(I am writing excerpts from my criminal trial.)
After the initial shock of being in the courtroom and seeing first hand what it’s like to be “on trial”, I had to own that given the circumstances, it’s where I chose to be. Now, I had to behave my way through it. I wasn’t quite sure what that looked like.
We were through the drama of opening statements and on to the prosecution proving its case. I recognized the Government’s first witness, Anthony, a Securities and Exchange (“SEC”) auditor. I remember smiling at him when our eyes met as he looked up from the witness stand. He didn’t return the smile and that was fine. I was well aware of the stress we were all under. He had been in my office for a few full days years prior. I told him the truth about the (venture capital) Fund to the best of my ability. As long as he told the truth, I was fine.
There were two key points that I thought were most relevant that came out of Anthony’s testimony. First, the Fund Committee had the sole discretion to invest the funds. Second, the investment was an extremely high-risk type of investment.
Here is some of Anthony’s testimony from the trial transcript on cross-examination:
Q. AND IN A HIGH END RISKY FUND LIKE THIS, WOULD YOU AGREE, AS AN SEC EXAMINER, THAT HIGH RISK MEANS A LOT OF THEM MIGHT LOSE.
A. IT COULD BE, YES.
Again on cross-examination, Anthony concurred that the offering circular was the controlling document and that it allowed the Fund Management Committee to invest in many types of investments.
Q. WHAT THEY SPECIFICALLY SAY IS THAT THESE INVESTMENTS ARE WITHIN THE SOLE DISCRETION OF THE INVESTMENT MANAGER
A. THAT’S WHAT THE DOCUMENT SAYS, YES.
The investors received an offering circular. Each investor signed a document saying that they received it, read it, and had an opportunity to ask any questions regarding the offering circular. The offering circular described that the investors could ONLY rely on what the offering circular said. It was the governing document.
Having an SEC examiner say that the Fund Committee had sole discretion of the investments as described in the offering circular was huge, I thought. The Government’s theory, in part, was that the Fund Committee couldn’t invest funds at our discretion. Having sole discretion should have been a significant puzzle piece in the argument that the investors knew what we were legally able to do.
I hoped the jury was listening.
Beyond a reasonable doubt, I kept repeating.
There were many other examples of Anthony saying what I hoped he would and being truthful. I don’t recall a single answer that I would have truly taken issue with. There were times when the question or answer may have been formulated in a way that wasn’t as clear or forthcoming as I would have liked, but that was my personal preference and in my untrained opinion, not detrimental to the case.
We later referred to Anthony as the defense’s unexpected expert witness. Anthony was truthful. Given his SEC stature, his testimony should have been held in high regard by the jury.
I had to be a courageous person in Court. It didn’t feel like a choice anymore. Every day, that is how I had to show up.
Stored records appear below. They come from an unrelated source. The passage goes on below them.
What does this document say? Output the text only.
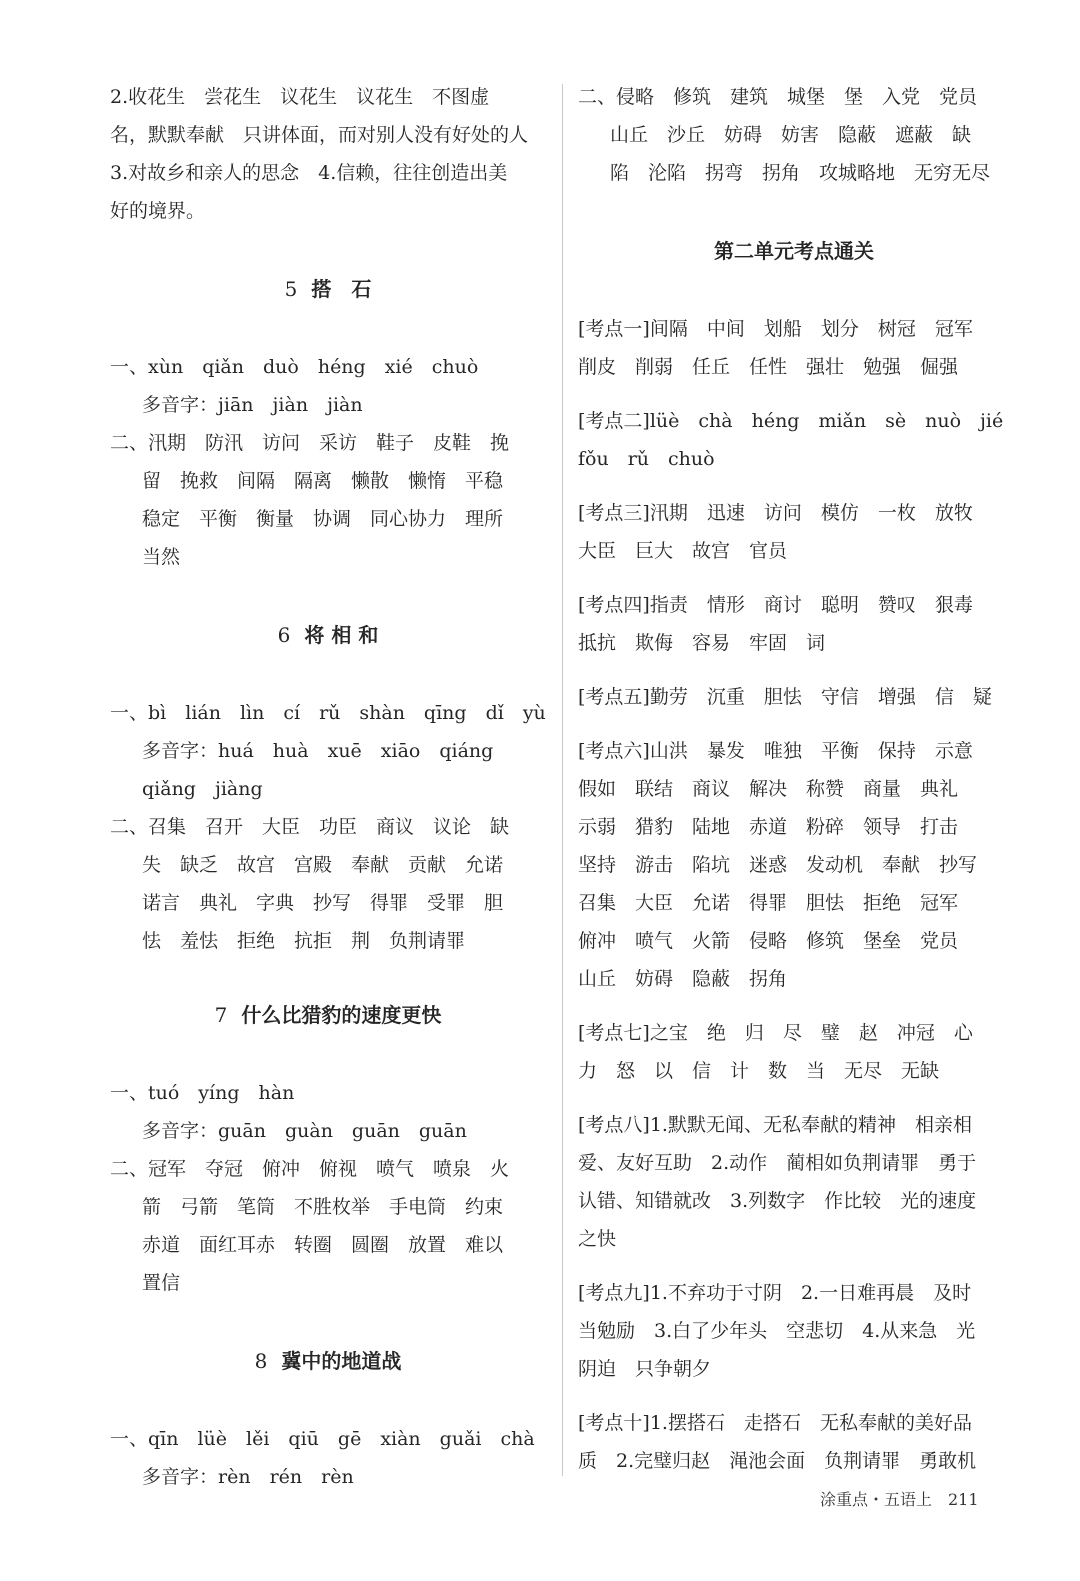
2.收花生　尝花生　议花生　议花生　不图虚
名，默默奉献　只讲体面，而对别人没有好处的人
3.对故乡和亲人的思念　4.信赖，往往创造出美
好的境界。
5 搭　石
一、xùn　qiǎn　duò　héng　xié　chuò
多音字：jiān　jiàn　jiàn
二、汛期　防汛　访问　采访　鞋子　皮鞋　挽
留　挽救　间隔　隔离　懒散　懒惰　平稳
稳定　平衡　衡量　协调　同心协力　理所
当然
6 将 相 和
一、bì　lián　lìn　cí　rǔ　shàn　qīng　dǐ　yù
多音字：huá　huà　xuē　xiāo　qiáng
qiǎng　jiàng
二、召集　召开　大臣　功臣　商议　议论　缺
失　缺乏　故宫　宫殿　奉献　贡献　允诺
诺言　典礼　字典　抄写　得罪　受罪　胆
怯　羞怯　拒绝　抗拒　荆　负荆请罪
7 什么比猎豹的速度更快
一、tuó　yíng　hàn
多音字：guān　guàn　guān　guān
二、冠军　夺冠　俯冲　俯视　喷气　喷泉　火
箭　弓箭　笔筒　不胜枚举　手电筒　约束
赤道　面红耳赤　转圈　圆圈　放置　难以
置信
8 冀中的地道战
一、qīn　lüè　lěi　qiū　gē　xiàn　guǎi　chà
多音字：rèn　rén　rèn
二、侵略　修筑　建筑　城堡　堡　入党　党员
山丘　沙丘　妨碍　妨害　隐蔽　遮蔽　缺
陷　沦陷　拐弯　拐角　攻城略地　无穷无尽
第二单元考点通关
[考点一]间隔　中间　划船　划分　树冠　冠军
削皮　削弱　任丘　任性　强壮　勉强　倔强
[考点二]lüè　chà　héng　miǎn　sè　nuò　jié
fǒu　rǔ　chuò
[考点三]汛期　迅速　访问　模仿　一枚　放牧
大臣　巨大　故宫　官员
[考点四]指责　情形　商讨　聪明　赞叹　狠毒
抵抗　欺侮　容易　牢固　词
[考点五]勤劳　沉重　胆怯　守信　增强　信　疑
[考点六]山洪　暴发　唯独　平衡　保持　示意
假如　联结　商议　解决　称赞　商量　典礼
示弱　猎豹　陆地　赤道　粉碎　领导　打击
坚持　游击　陷坑　迷惑　发动机　奉献　抄写
召集　大臣　允诺　得罪　胆怯　拒绝　冠军
俯冲　喷气　火箭　侵略　修筑　堡垒　党员
山丘　妨碍　隐蔽　拐角
[考点七]之宝　绝　归　尽　璧　赵　冲冠　心
力　怒　以　信　计　数　当　无尽　无缺
[考点八]1.默默无闻、无私奉献的精神　相亲相
爱、友好互助　2.动作　蔺相如负荆请罪　勇于
认错、知错就改　3.列数字　作比较　光的速度
之快
[考点九]1.不弃功于寸阴　2.一日难再晨　及时
当勉励　3.白了少年头　空悲切　4.从来急　光
阴迫　只争朝夕
[考点十]1.摆搭石　走搭石　无私奉献的美好品
质　2.完璧归赵　渑池会面　负荆请罪　勇敢机
涂重点・五语上　211
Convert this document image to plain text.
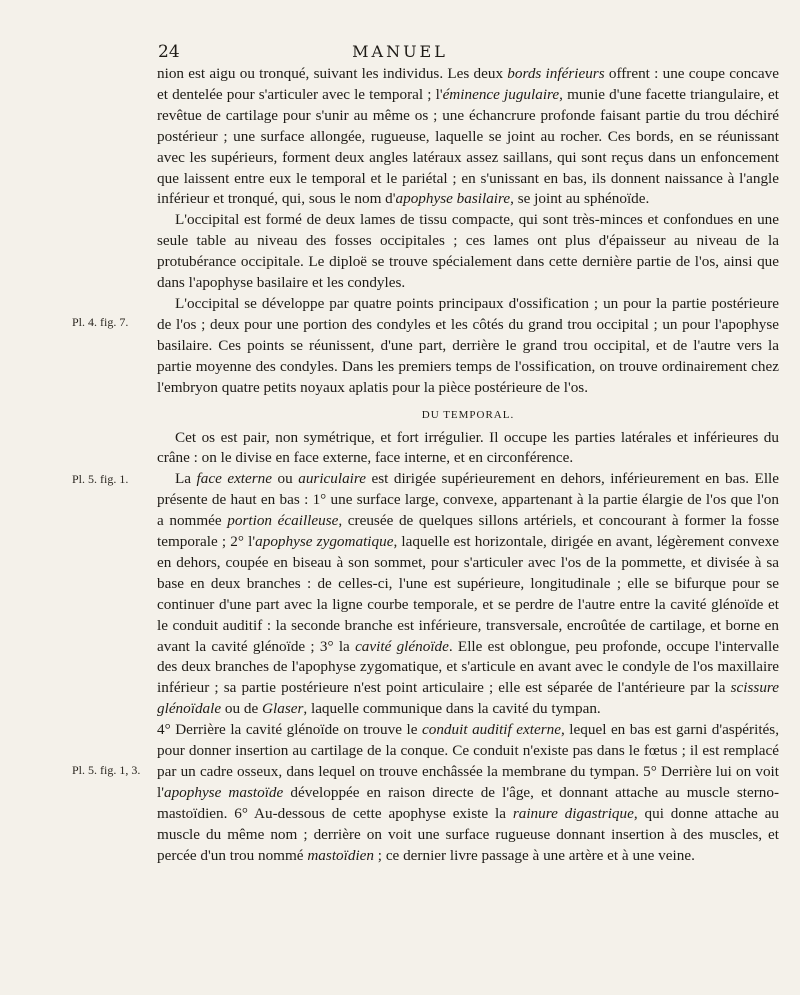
24	MANUEL
Pl. 4. fig. 7.
Pl. 5. fig. 1.
Pl. 5. fig. 1, 3.

nion est aigu ou tronqué, suivant les individus. Les deux bords inférieurs offrent : une coupe concave et dentelée pour s'articuler avec le temporal ; l'éminence jugulaire, munie d'une facette triangulaire, et revêtue de cartilage pour s'unir au même os ; une échancrure profonde faisant partie du trou déchiré postérieur ; une surface allongée, rugueuse, laquelle se joint au rocher. Ces bords, en se réunissant avec les supérieurs, forment deux angles latéraux assez saillans, qui sont reçus dans un enfoncement que laissent entre eux le temporal et le pariétal ; en s'unissant en bas, ils donnent naissance à l'angle inférieur et tronqué, qui, sous le nom d'apophyse basilaire, se joint au sphénoïde.

L'occipital est formé de deux lames de tissu compacte, qui sont très-minces et confondues en une seule table au niveau des fosses occipitales ; ces lames ont plus d'épaisseur au niveau de la protubérance occipitale. Le diploë se trouve spécialement dans cette dernière partie de l'os, ainsi que dans l'apophyse basilaire et les condyles.

L'occipital se développe par quatre points principaux d'ossification ; un pour la partie postérieure de l'os ; deux pour une portion des condyles et les côtés du grand trou occipital ; un pour l'apophyse basilaire. Ces points se réunissent, d'une part, derrière le grand trou occipital, et de l'autre vers la partie moyenne des condyles. Dans les premiers temps de l'ossification, on trouve ordinairement chez l'embryon quatre petits noyaux aplatis pour la pièce postérieure de l'os.

DU TEMPORAL.

Cet os est pair, non symétrique, et fort irrégulier. Il occupe les parties latérales et inférieures du crâne : on le divise en face externe, face interne, et en circonférence.

La face externe ou auriculaire est dirigée supérieurement en dehors, inférieurement en bas. Elle présente de haut en bas : 1° une surface large, convexe, appartenant à la partie élargie de l'os que l'on a nommée portion écailleuse, creusée de quelques sillons artériels, et concourant à former la fosse temporale ; 2° l'apophyse zygomatique, laquelle est horizontale, dirigée en avant, légèrement convexe en dehors, coupée en biseau à son sommet, pour s'articuler avec l'os de la pommette, et divisée à sa base en deux branches : de celles-ci, l'une est supérieure, longitudinale ; elle se bifurque pour se continuer d'une part avec la ligne courbe temporale, et se perdre de l'autre entre la cavité glénoïde et le conduit auditif : la seconde branche est inférieure, transversale, encroûtée de cartilage, et borne en avant la cavité glénoïde ; 3° la cavité glénoïde. Elle est oblongue, peu profonde, occupe l'intervalle des deux branches de l'apophyse zygomatique, et s'articule en avant avec le condyle de l'os maxillaire inférieur ; sa partie postérieure n'est point articulaire ; elle est séparée de l'antérieure par la scissure glénoïdale ou de Glaser, laquelle communique dans la cavité du tympan.

4° Derrière la cavité glénoïde on trouve le conduit auditif externe, lequel en bas est garni d'aspérités, pour donner insertion au cartilage de la conque. Ce conduit n'existe pas dans le fœtus ; il est remplacé par un cadre osseux, dans lequel on trouve enchâssée la membrane du tympan. 5° Derrière lui on voit l'apophyse mastoïde développée en raison directe de l'âge, et donnant attache au muscle sterno-mastoïdien. 6° Au-dessous de cette apophyse existe la rainure digastrique, qui donne attache au muscle du même nom ; derrière on voit une surface rugueuse donnant insertion à des muscles, et percée d'un trou nommé mastoïdien ; ce dernier livre passage à une artère et à une veine.
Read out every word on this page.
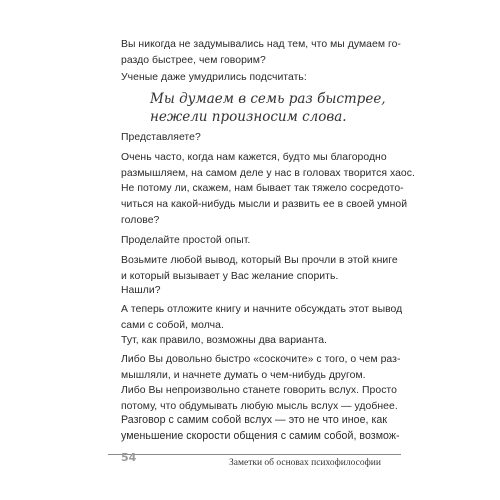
Вы никогда не задумывались над тем, что мы думаем го-
раздо быстрее, чем говорим?

Ученые даже умудрились подсчитать:

Мы думаем в семь раз быстрее,
нежели произносим слова.

Представляете?

Очень часто, когда нам кажется, будто мы благородно
размышляем, на самом деле у нас в головах творится хаос.

Не потому ли, скажем, нам бывает так тяжело сосредото-
читься на какой-нибудь мысли и развить ее в своей умной
голове?

Проделайте простой опыт.

Возьмите любой вывод, который Вы прочли в этой книге
и который вызывает у Вас желание спорить.

Нашли?

А теперь отложите книгу и начните обсуждать этот вывод
сами с собой, молча.

Тут, как правило, возможны два варианта.

Либо Вы довольно быстро «соскочите» с того, о чем раз-
мышляли, и начнете думать о чем-нибудь другом.

Либо Вы непроизвольно станете говорить вслух. Просто
потому, что обдумывать любую мысль вслух — удобнее.

Разговор с самим собой вслух — это не что иное, как
уменьшение скорости общения с самим собой, возмож-

54	Заметки об основах психофилософии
I can’t remember ever being so present at anything. I hung on every word anyone in the courtroom said. I didn’t understand some of the rules of the Court, procedures, and language, at times, but I started to put the pieces together. I took lots of notes. Observed. I won’t say that I didn’t miss anything but my senses were as heightened as they have ever been.
I wanted to learn all I could because I was sure that it would help prove my case. I had to do everything I could. No regrets.
I knew that I had to take care of myself during this time too. I had to eat reasonably, sleep well, and move a little to feel normal and take on this monumental task. As a Mom, I was accustomed to putting my kids first, but this time, maybe for the first time, I had to be seemingly “selfish”.
My Community was quickly shuffling at this time between the people that knew me before the prosecution and the people that I had met since. The people that I knew before the prosecution were divided into 3 groups: those who thought they knew me and decided the Government knew me better and our relationship was more less over; those who knew what was going on but questioned their own judgment and their deep-seated belief that the Government was always right and honorable; and lastly, the people that absolutely knew me and/or the Government and already knew that I was innocent.
The people that I met after I was charged were a combination of people that were casually interested in the case because it seemed “unusual” and those that got to know me as a human being that had integrity and wanted to actually see justice prevail.
I would get supportive emails and cards in the mail. I vacillated by being consumed by the sincerity of their deep, caring sentiment versus the distraction it could easily become if I read their sentiment more than once.
Occasionally, I would be asked how in the world this happened…and happened to me. I didn’t have a good answer. I wondered that same thing from time to time when I had a chance to look up.
Could a stranger observe you and determine the most important thing in your life?